Tag Archives: U.S. economy

U.S. Economy Shrinks 3.8%….

30 Jan

…in Q4 2008. A better than expected performance, according to the market reaction this morning, but there is not much of a way to spin this story positively.

In previous downturns in America, Europe and Japan in the 1980s and 1990s, I came up with my own personal rule-of-thumb to gauge the scale of a downturn. I call it the Forman Retail Index, and here is how it works:

An up economy sees new stores opening, sometimes pretty frequently and obscurely (e.g. “Another high-end soap store is opening? That’s the third on the block!”)

A flat economy sees as many stores opening as closing.

An economy shrinking in at a single-digit pace translates into one out of every three shops empty. Anything worse than that: the shop windows of entire city blocks are bare.

If the Q4 pace is the trough, we may not see more lights going out.
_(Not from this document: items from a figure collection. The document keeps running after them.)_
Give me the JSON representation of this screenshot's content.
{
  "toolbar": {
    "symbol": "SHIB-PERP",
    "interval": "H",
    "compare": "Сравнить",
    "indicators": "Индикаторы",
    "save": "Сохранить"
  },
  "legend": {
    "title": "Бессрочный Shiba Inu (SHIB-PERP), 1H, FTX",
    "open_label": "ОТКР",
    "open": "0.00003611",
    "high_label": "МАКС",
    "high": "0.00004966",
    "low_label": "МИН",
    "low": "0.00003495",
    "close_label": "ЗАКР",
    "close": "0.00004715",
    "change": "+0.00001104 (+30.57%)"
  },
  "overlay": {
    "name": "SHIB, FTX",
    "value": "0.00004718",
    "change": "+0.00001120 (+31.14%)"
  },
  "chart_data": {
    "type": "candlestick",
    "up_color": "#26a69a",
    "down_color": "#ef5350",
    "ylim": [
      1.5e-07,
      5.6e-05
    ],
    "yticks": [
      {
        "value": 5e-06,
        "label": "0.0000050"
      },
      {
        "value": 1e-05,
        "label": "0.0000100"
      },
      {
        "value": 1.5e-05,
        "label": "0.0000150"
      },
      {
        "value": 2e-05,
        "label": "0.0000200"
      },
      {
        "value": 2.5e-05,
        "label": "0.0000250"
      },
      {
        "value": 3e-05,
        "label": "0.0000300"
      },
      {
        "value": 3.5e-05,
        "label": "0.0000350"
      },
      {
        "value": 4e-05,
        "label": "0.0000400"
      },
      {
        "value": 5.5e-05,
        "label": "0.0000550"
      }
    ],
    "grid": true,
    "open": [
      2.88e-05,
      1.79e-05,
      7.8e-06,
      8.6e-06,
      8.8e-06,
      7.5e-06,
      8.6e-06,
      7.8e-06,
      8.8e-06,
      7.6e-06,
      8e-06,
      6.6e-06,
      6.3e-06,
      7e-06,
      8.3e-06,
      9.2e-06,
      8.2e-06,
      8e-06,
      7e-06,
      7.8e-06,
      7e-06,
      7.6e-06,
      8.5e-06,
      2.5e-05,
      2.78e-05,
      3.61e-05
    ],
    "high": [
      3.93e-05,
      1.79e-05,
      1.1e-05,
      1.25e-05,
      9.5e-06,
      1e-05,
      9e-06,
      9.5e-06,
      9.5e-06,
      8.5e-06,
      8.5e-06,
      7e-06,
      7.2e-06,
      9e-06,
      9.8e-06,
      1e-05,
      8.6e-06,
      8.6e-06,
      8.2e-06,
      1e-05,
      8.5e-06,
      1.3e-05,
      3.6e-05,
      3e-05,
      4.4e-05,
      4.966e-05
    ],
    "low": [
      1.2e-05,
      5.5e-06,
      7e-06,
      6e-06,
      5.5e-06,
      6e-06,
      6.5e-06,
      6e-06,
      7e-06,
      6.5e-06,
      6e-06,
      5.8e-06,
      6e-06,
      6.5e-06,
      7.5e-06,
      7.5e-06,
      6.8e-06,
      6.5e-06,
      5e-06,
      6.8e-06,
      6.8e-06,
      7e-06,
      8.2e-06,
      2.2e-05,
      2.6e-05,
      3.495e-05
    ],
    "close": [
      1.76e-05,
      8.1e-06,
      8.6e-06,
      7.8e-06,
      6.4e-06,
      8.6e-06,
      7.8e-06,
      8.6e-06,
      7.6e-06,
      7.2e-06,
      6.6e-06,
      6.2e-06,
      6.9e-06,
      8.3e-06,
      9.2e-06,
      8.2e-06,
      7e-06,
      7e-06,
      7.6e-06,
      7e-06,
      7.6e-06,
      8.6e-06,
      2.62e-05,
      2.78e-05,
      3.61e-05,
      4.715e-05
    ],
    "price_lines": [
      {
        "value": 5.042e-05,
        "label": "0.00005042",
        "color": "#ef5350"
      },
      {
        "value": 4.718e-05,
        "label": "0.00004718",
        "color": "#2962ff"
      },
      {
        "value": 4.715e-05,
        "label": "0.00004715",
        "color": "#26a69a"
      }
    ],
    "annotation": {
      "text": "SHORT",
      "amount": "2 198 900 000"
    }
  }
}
Let’s keep our fingers crossed.

But this morning’s positive spin (some economists were expecting a 5% rate of decline) reminds me of the Richard Farina short-story collection of the 1960s: “Been Down So Long It Looks Like Up to Me.” The Doors made it a song, which in retrospect was a pretty productive thing to do.

(Postscript: Commerce Department announced week of 22 March 2009 that the final Q4 number was revised downward to 6.3% decline.)